I advised Maja to taste the radishes and carrots every day after the first few days to start to notice how the flavors change over time. I told her that for me, around ten days, the salty flavor that has been so prevalent on the vegetables goes away and other flavors start to come through. That's when I call them "done," take off the weight, tighten the lids, and store the jars in the refrigerator for eating.
My recipe for dill carrots is the same as for dill beans, which appears in this post. Just substitute carrots and you've got it (today we omitted the chiles de árbol, but you could include them if you like your carrots spicy).
Fermented Dill Carrots
- Enough carrots to fill your jars. Trim and cut into spears or rounds, whatever you like. You don't need to peel them.
- 1 bunch (or more) of fresh dill. (I've used as much as one bunch per quart jar, but have also used less.)
- 1-2 tablespoons of black peppercorns per jar
- About 1/4 teaspoon of celery seed per jar
- 1-3 peeled garlic cloves per jar (I like more garlic, but you may prefer less)
- Enough salt and water to make a 5% brine for your jars
- Fermentation weights, one for each jar. I love Sandy Der's weights.

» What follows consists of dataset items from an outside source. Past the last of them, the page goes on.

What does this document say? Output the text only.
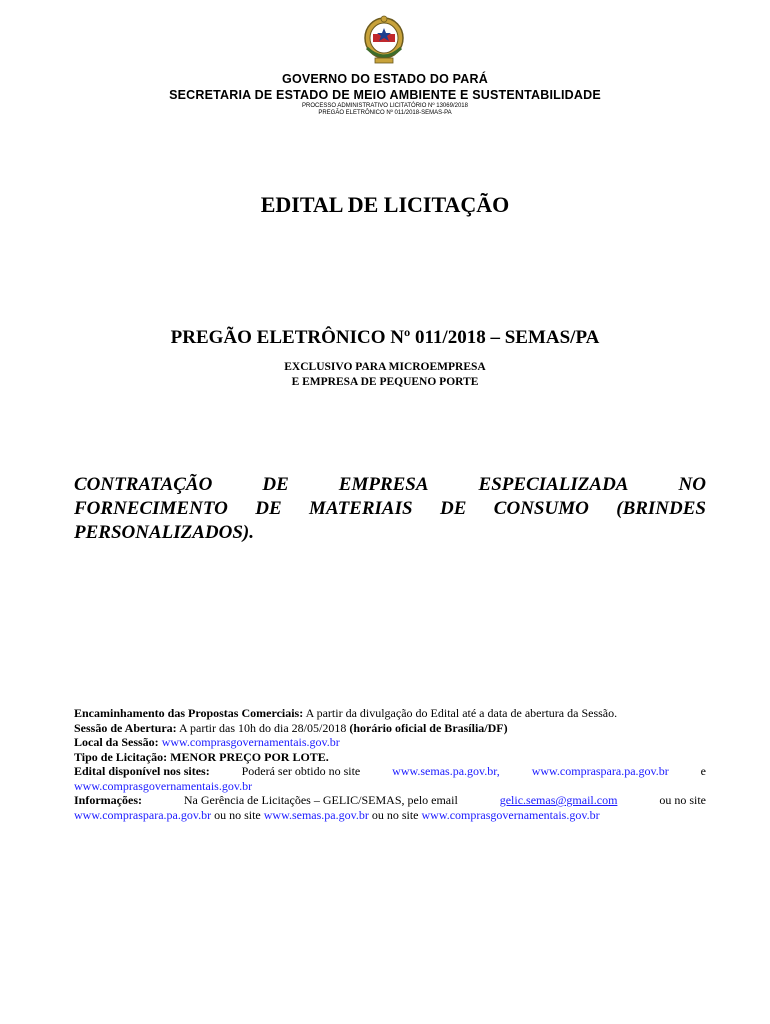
GOVERNO DO ESTADO DO PARÁ
SECRETARIA DE ESTADO DE MEIO AMBIENTE E SUSTENTABILIDADE
PROCESSO ADMINISTRATIVO LICITATÓRIO Nº 13069/2018
PREGÃO ELETRÔNICO Nº 011/2018-SEMAS-PA
EDITAL DE LICITAÇÃO
PREGÃO ELETRÔNICO Nº 011/2018 – SEMAS/PA
EXCLUSIVO PARA MICROEMPRESA
E EMPRESA DE PEQUENO PORTE
CONTRATAÇÃO	DE	EMPRESA	ESPECIALIZADA	NO
FORNECIMENTO DE MATERIAIS DE CONSUMO (BRINDES
PERSONALIZADOS).
Encaminhamento das Propostas Comerciais: A partir da divulgação do Edital até a data de abertura da Sessão.
Sessão de Abertura: A partir das 10h do dia 28/05/2018 (horário oficial de Brasília/DF)
Local da Sessão: www.comprasgovernamentais.gov.br
Tipo de Licitação: MENOR PREÇO POR LOTE.
Edital disponível nos sites:	Poderá ser obtido no site	www.semas.pa.gov.br,	www.compraspara.pa.gov.br	e
www.comprasgovernamentais.gov.br
Informações:	Na Gerência de Licitações – GELIC/SEMAS, pelo email	gelic.semas@gmail.com	ou no site
www.compraspara.pa.gov.br ou no site www.semas.pa.gov.br ou no site www.comprasgovernamentais.gov.br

Wash the carrots and the dill. Put the dill fronds into the jars along with the peppercorns, celery seed, and garlic cloves. Fit the carrot pieces in the jars, as many as you can, in as organized a fashion as you can. Leave about two inches of space between the top of the carrots and the top of the jar. You may need to cut some of the carrots.
Measure 1 liter of water (about 4 1/4 cups) and 50 grams of salt (if you don't have a kitchen scale, for the Real Salt I used, 50 grams amounted to approximately 3 tablespoons of salt) and dissolve the salt in the water. When the salt is dissolved, pour the water into the jar of carrots until the carrots are fully submerged under the brine. Leave about an inch of space between the brine and the top of the jar. (If that wasn't enough brine for your jars, make another batch.) Place a fermentation weight on the top of the carrots in each jar so that the carrots stay under the brine. LOOSELY screw the lid on the jar. Write the date you started the carrots on the jar--grease pencil on the lid or a label made from masking tape work well--and put the jar in a cool corner, out of direct sunlight, to ferment. Check and taste every few days to see how the ferment is progressing and to confirm the carrots remain fully under the brine. Top off the jar with more water if the level drops. Our carrots are usually ready to enjoy in 10 days or so, but that timeframe can shift depending on the time of year and how warm it is in the house.
For radishes, the process is the same as for carrots but with fewer ingredients. All you need is radishes, salt, water, and a sprig of thyme (if you want to add one). Get as many radishes as you need to fill your jars. Wash, trim and cut your radishes. Cut the radishes however you like. I enjoy thin cross-sections, but you could easily do quarters or even whole radishes. Put the radishes in the jar by themselves or with a sprig of thyme. Pour in 5% brine, top the radishes with a weight (and if some radishes float up to the surface, lay a blanket of a washed cabbage leaf under the weight to keep all the radish slices under the brine). Cover the jar with a loose lid, and label the jar with the date you started them. Place the jar out of direct sunlight in a cool area, and check them every few days to see how they're tasting and to confirm they remain fully under the brine. The radishes should be ready to eat in about 7-10 days.